Trask looked at his map and said, “Karnobat.”
“Eh?” Lardis Lidesci grunted. “What’s that you say?”
“The name of a town,” Trask told him. “And it fits right in with the distance Liz specified.”
“Karnobat?” said Garvey, still driving. “Not only that, but it’s pretty descriptive, too. A carnivorous bat. In fact, three of them!”
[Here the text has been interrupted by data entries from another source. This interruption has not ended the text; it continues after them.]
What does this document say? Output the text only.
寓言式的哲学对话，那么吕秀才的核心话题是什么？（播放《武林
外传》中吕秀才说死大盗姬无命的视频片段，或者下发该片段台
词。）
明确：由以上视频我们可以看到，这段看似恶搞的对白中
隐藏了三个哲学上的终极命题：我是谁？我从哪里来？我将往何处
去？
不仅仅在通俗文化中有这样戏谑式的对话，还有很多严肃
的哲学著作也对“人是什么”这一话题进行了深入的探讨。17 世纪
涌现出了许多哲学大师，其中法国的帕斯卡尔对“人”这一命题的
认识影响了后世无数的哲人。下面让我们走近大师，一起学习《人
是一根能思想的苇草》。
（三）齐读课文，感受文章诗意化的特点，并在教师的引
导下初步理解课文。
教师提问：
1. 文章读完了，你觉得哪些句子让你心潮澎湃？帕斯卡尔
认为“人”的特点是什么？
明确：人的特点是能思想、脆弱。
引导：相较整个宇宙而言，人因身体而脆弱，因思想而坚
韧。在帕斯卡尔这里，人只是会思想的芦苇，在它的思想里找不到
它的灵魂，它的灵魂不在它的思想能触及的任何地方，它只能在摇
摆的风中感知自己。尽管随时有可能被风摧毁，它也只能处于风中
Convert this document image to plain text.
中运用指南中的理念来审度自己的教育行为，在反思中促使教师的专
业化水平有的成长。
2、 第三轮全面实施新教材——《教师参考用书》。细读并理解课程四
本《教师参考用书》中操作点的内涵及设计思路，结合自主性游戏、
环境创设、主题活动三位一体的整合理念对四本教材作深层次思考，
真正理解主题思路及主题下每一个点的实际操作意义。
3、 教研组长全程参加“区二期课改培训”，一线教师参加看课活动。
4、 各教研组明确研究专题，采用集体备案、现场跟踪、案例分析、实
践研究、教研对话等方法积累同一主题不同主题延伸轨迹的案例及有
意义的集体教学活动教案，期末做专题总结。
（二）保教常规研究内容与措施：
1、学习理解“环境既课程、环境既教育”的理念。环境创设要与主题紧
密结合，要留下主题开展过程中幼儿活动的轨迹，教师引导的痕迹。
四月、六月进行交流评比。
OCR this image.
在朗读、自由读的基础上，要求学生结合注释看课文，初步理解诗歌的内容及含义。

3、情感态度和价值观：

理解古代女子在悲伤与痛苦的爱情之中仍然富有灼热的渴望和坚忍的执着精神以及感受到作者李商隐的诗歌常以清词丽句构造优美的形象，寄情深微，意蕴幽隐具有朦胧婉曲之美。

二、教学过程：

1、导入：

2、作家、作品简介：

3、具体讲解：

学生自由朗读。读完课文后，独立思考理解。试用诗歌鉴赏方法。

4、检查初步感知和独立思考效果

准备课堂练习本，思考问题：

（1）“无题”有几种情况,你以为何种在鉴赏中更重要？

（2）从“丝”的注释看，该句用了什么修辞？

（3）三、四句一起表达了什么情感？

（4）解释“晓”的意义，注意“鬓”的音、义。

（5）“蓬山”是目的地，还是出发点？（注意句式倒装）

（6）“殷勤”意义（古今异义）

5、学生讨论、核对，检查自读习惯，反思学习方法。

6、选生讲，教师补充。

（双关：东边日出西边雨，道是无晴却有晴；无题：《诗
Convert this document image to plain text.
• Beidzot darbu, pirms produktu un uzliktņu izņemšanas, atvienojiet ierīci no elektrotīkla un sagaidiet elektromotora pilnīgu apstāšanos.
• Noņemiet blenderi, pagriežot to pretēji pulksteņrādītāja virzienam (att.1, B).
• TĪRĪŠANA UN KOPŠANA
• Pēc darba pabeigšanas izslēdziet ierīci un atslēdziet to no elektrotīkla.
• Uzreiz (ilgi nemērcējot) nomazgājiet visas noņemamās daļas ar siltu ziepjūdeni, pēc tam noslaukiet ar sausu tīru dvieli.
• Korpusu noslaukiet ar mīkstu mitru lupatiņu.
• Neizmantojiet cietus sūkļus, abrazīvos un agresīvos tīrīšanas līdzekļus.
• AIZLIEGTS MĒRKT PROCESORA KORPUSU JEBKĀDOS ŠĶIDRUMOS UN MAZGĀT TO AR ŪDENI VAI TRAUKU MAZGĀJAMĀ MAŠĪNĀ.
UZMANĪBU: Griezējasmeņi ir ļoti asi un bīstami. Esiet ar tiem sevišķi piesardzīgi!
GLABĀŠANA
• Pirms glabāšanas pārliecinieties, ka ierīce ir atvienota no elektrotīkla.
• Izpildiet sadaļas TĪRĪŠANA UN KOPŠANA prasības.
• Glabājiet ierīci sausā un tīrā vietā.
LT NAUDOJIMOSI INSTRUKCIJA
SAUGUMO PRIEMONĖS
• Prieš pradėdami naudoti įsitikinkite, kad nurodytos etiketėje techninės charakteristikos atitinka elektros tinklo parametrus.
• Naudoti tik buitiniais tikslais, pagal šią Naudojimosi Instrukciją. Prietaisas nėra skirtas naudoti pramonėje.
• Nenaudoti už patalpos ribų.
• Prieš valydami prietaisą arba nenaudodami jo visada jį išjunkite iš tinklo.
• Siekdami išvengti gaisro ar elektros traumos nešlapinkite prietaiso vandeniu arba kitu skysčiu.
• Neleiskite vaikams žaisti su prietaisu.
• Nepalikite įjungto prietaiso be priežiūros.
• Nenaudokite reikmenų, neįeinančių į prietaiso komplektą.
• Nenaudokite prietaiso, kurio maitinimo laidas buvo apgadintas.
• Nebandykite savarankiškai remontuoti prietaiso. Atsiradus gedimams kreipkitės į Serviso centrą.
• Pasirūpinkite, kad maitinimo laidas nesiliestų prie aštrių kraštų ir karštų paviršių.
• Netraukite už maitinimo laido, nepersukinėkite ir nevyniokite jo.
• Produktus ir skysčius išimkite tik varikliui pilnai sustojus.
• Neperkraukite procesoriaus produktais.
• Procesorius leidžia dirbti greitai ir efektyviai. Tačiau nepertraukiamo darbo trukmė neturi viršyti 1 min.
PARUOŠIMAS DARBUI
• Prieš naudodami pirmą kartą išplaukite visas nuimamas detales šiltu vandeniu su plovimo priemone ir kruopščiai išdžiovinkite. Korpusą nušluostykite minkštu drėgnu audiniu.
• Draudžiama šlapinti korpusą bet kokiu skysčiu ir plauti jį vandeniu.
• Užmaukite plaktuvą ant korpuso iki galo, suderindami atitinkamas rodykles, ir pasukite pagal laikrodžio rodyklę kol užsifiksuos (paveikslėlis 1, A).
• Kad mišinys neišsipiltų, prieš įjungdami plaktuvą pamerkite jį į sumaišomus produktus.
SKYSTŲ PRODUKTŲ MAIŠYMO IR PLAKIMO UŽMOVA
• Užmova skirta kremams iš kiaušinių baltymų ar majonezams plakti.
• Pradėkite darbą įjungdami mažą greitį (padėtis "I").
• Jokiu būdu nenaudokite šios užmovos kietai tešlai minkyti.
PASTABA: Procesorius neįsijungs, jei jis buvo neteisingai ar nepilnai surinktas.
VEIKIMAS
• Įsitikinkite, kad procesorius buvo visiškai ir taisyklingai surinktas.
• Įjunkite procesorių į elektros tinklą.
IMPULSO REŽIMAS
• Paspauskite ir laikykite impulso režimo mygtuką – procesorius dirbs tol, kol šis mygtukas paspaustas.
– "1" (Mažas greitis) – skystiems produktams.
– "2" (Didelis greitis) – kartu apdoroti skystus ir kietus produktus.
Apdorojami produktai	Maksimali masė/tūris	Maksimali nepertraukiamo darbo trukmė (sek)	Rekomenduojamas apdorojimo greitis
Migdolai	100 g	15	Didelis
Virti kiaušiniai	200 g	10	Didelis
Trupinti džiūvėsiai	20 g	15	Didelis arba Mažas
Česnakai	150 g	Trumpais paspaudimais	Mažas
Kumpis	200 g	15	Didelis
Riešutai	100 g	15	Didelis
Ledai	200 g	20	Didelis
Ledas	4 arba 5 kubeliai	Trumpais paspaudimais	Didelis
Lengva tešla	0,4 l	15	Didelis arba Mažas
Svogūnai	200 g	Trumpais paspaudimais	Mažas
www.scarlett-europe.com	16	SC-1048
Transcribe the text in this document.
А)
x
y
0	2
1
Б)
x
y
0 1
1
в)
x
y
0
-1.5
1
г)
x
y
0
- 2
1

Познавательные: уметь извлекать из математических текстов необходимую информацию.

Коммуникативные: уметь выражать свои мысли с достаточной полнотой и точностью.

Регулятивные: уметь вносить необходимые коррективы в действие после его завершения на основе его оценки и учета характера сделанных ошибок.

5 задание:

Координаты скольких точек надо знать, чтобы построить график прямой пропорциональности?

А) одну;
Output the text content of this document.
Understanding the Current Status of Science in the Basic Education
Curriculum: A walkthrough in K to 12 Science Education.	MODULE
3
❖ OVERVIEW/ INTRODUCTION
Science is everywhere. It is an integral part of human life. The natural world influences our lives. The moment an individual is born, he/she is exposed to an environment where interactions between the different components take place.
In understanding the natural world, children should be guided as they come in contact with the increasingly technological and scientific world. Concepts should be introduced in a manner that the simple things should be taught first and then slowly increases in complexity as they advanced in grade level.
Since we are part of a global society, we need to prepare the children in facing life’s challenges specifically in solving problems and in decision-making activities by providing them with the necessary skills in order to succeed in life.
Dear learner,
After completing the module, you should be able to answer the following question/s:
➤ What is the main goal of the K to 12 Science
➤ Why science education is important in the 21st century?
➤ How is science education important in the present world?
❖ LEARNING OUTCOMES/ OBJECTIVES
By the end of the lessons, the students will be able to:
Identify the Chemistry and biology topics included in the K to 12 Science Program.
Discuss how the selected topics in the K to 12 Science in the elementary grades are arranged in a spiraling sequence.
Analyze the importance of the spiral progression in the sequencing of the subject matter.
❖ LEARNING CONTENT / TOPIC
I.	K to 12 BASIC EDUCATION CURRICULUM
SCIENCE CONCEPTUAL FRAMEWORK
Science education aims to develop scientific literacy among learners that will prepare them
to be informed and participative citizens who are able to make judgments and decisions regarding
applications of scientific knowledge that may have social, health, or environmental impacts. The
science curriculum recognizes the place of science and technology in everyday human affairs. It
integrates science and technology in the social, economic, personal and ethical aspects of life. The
“Well, that’s where they are,” said Liz and Millie together. “And as for their mindsmog, they’re not even trying to hide it. They have to be laying a trail for us, it’s as simple as that.”
“Ian.” Trask turned to the precog. “You said it was dark—in your forecast, I mean.”
“I said it felt dark,” said the other. “But that might have been my interpretation, the colour of my mood, the sheer terror that the vision inspired in me.”